Thirty-seven studies (intervention n = 9041, control n = 6195) were included: 23 RCTs (intervention n = 6593, control n = 5801); three non-randomized trials (intervention n = 845, control n = 394) and 11 cohort studies (n = 1603). Meta-analysis of biochemically verified abstinence at longest follow-up (4 weeks-18 months) found an overall effect in favour of intervention [risk ratio (RR) = 1.27, 95% confidence interval (CI) = 1.08-1.49, I = 42%]. Nine BCTs (including 'pharmacological support', 'goal-setting (behaviour)' and 'social support') were characterized as 'promising' in terms of probable effectiveness and feasibility.
A systematic review and meta-analyses indicate that behavioural and pharmacological support is effective in maintaining smoking abstinence following a stay in a smoke-free institution. Several behaviour change techniques may help to maintain smoking abstinence up to 18 months post-discharge.
进入无烟环境是鼓励吸烟者戒烟的独特机会。

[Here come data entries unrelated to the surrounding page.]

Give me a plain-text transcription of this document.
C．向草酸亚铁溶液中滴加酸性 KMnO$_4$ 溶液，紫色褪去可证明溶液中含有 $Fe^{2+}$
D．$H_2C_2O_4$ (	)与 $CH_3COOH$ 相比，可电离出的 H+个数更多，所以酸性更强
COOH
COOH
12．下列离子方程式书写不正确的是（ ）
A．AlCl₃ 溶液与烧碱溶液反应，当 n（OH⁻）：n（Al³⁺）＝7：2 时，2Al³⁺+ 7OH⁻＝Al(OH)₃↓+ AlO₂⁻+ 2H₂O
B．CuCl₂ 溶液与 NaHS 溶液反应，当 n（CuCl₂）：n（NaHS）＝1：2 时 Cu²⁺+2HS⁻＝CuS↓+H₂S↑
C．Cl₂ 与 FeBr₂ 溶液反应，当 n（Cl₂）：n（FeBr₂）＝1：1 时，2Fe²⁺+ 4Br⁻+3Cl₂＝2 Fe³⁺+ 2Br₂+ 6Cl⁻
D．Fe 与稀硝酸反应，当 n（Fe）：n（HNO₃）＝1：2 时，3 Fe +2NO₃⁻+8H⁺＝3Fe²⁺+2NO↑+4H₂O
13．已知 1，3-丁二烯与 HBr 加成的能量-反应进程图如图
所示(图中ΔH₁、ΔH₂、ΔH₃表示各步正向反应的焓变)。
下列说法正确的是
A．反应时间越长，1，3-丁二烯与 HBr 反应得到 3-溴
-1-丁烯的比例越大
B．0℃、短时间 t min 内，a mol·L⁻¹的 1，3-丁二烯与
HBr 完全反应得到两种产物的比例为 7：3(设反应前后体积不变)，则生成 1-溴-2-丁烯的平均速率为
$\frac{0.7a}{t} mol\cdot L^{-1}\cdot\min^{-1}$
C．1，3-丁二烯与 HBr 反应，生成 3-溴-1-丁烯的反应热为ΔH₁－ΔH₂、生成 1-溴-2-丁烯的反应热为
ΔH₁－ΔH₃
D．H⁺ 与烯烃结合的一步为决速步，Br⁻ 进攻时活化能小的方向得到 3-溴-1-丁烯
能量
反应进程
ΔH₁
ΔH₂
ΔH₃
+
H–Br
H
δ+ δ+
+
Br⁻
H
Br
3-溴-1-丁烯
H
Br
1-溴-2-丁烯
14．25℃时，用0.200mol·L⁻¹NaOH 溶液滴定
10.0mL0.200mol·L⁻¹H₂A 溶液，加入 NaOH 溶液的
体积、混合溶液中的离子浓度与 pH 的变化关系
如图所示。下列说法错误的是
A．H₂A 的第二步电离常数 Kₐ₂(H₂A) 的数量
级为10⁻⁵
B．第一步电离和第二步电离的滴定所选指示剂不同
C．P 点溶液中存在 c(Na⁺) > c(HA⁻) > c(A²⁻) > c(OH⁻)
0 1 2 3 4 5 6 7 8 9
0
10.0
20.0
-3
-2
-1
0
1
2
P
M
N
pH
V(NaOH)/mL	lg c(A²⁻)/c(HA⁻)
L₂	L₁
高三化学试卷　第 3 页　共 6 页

然而,出院后复发的风险很高,对于支持出院后戒烟的有效策略知之甚少。我们旨在确定维持无烟逗留期间戒烟的干预措施,并确定其有效性,以及这些干预措施中使用的行为改变技术(BCT)的可能有效性。
对年龄≥18 岁的成年吸烟者进行系统评价和荟萃分析,这些吸烟者因遵守机构无烟政策而暂时或完全戒烟。机构包括监狱、住院精神卫生、药物滥用或急性医院环境。对符合条件的随机对照试验(RCT)进行 Mantel-Haenszel 随机效应荟萃分析,使用生物化学验证的戒烟(7 天点流行率或连续戒烟)。BCT 被定义为“有希望的”,即根据可能的有效性(如果 BCT 存在于两个或更多长期有效的干预措施中)和可行性(如果 BCT 也在≥25%的所有干预措施中提供)。
共纳入 37 项研究(干预组 n=9041,对照组 n=6195):23 项 RCT(干预组 n=6593,对照组 n=5801);3 项非随机试验(干预组 n=845,对照组 n=394)和 11 项队列研究(n=1603)。最长随访(4 周-18 个月)时生物化学验证的戒烟的荟萃分析发现干预组总体效果有利[风险比(RR)=1.27,95%置信区间(CI)=1.08-1.49,I=42%]。有 9 种 BCT(包括“药物支持”、“目标设定(行为)”和“社会支持”)被描述为“有希望的”,这是基于可能的有效性和可行性。
系统评价和荟萃分析表明,行为和药物支持在维持无烟环境逗留期间的戒烟方面是有效的。几种行为改变技术可能有助于在出院后 18 个月内保持戒烟。